Data streams, continuous sequences of timestamped data points, necessitate real-time monitoring due to their time-sensitive nature. In various data stream applications, such as network security and credit card transaction monitoring, real-time detection of outliers is crucial, as these outliers often signify potential threats. Equally important is the real-time explanation of outliers, enabling users to glean insights and thereby shorten their investigation time. The investigation time for outliers is closely tied to their number of attributes, making it essential to provide explanations that detail which attributes are responsible for the abnormality of a data point, referred to as outlying attributes. However, the unbounded volume of data and concept drift of data streams pose challenges for discovering the outlying attributes of outliers in real time. In response, in this paper we propose EXOS, an algorithm designed for discovering the outlying attributes of multi-dimensional outliers in data streams. EXOS leverages cross-correlations among data streams, accommodates varying data stream schemas and arrival rates, and effectively addresses challenges related to the unbounded volume of data and concept drift. The algorithm is model-agnostic for point outlier detection and provides real-time explanations based on the local context of the outlier, derived from time-based tumbling windows. The paper provides a complexity analysis of EXOS and an experimental analysis comparing EXOS with existing algorithms. The evaluation includes an assessment of performance on both real-world and synthetic datasets in terms of average precision, recall, F1-score, and explanation time. The evaluation results show that, on average, EXOS achieves a 45.6% better F1 Score and is 7.3 times lower in explanation time compared to existing outlying attribute algorithms.

查看原文

微信好友朋友圈 QQ好友复制链接

本刊更多论文

发现数据流中异常值的离群属性

数据流是带有时间戳的数据点的连续序列，由于其时间敏感性，有必要对其进行实时监控。在网络安全和信用卡交易监控等各种数据流应用中，实时检测异常值至关重要，因为这些异常值往往意味着潜在的威胁。同样重要的是对异常值进行实时解释，使用户能够获得深刻见解，从而缩短调查时间。异常值的调查时间与其属性数量密切相关，因此必须提供解释，详细说明造成数据点异常的属性，即异常属性。然而，数据流的无限制数据量和概念漂移给实时发现异常值的离群属性带来了挑战。为此，我们在本文中提出了 EXOS 算法，该算法旨在发现数据流中多维离群值的离群属性。EXOS 可利用数据流之间的交叉相关性，适应不同的数据流模式和到达率，并能有效解决与无限制数据量和概念漂移相关的挑战。该算法在离群点检测方面与模型无关，并根据基于时间的翻滚窗口得出的离群点局部上下文提供实时解释。论文提供了 EXOS 的复杂性分析以及 EXOS 与现有算法比较的实验分析。评估包括对实际数据集和合成数据集的平均精确度、召回率、F1-分数和解释时间的性能评估。评估结果表明，与现有的离群属性算法相比，EXOS 的 F1 分数平均提高了 45.6%，解释时间缩短了 7.3 倍。
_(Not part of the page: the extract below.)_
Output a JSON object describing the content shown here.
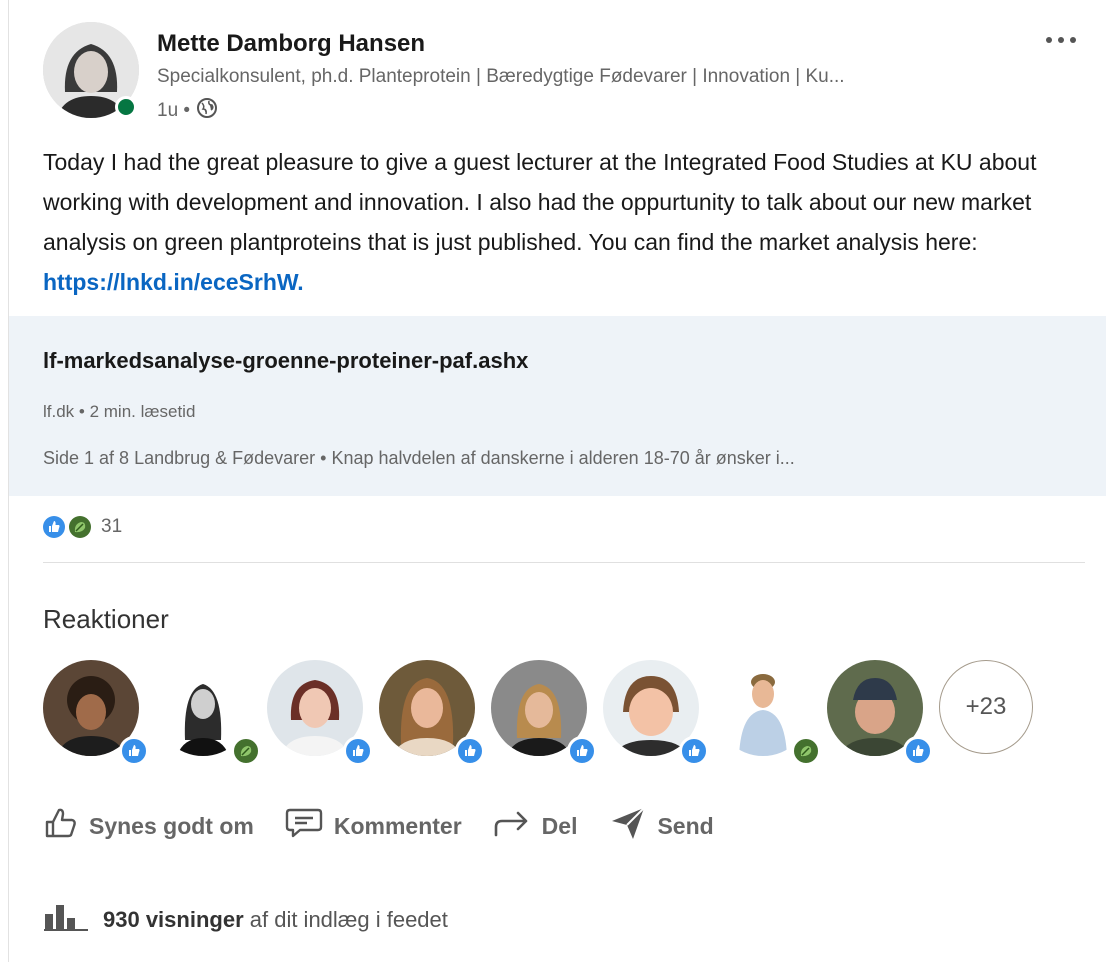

本文章由计算机程序翻译，如有差异，请以英文原文为准。

求助全文

约1分钟内获得全文去求助

来源期刊

Data & Knowledge Engineering 工程技术-计算机：人工智能

CiteScore

5.00

自引率

0.00%

发文量

审稿时长

6 months

期刊介绍： Data & Knowledge Engineering (DKE) stimulates the exchange of ideas and interaction between these two related fields of interest. DKE reaches a world-wide audience of researchers, designers, managers and users. The major aim of the journal is to identify, investigate and analyze the underlying principles in the design and effective use of these systems.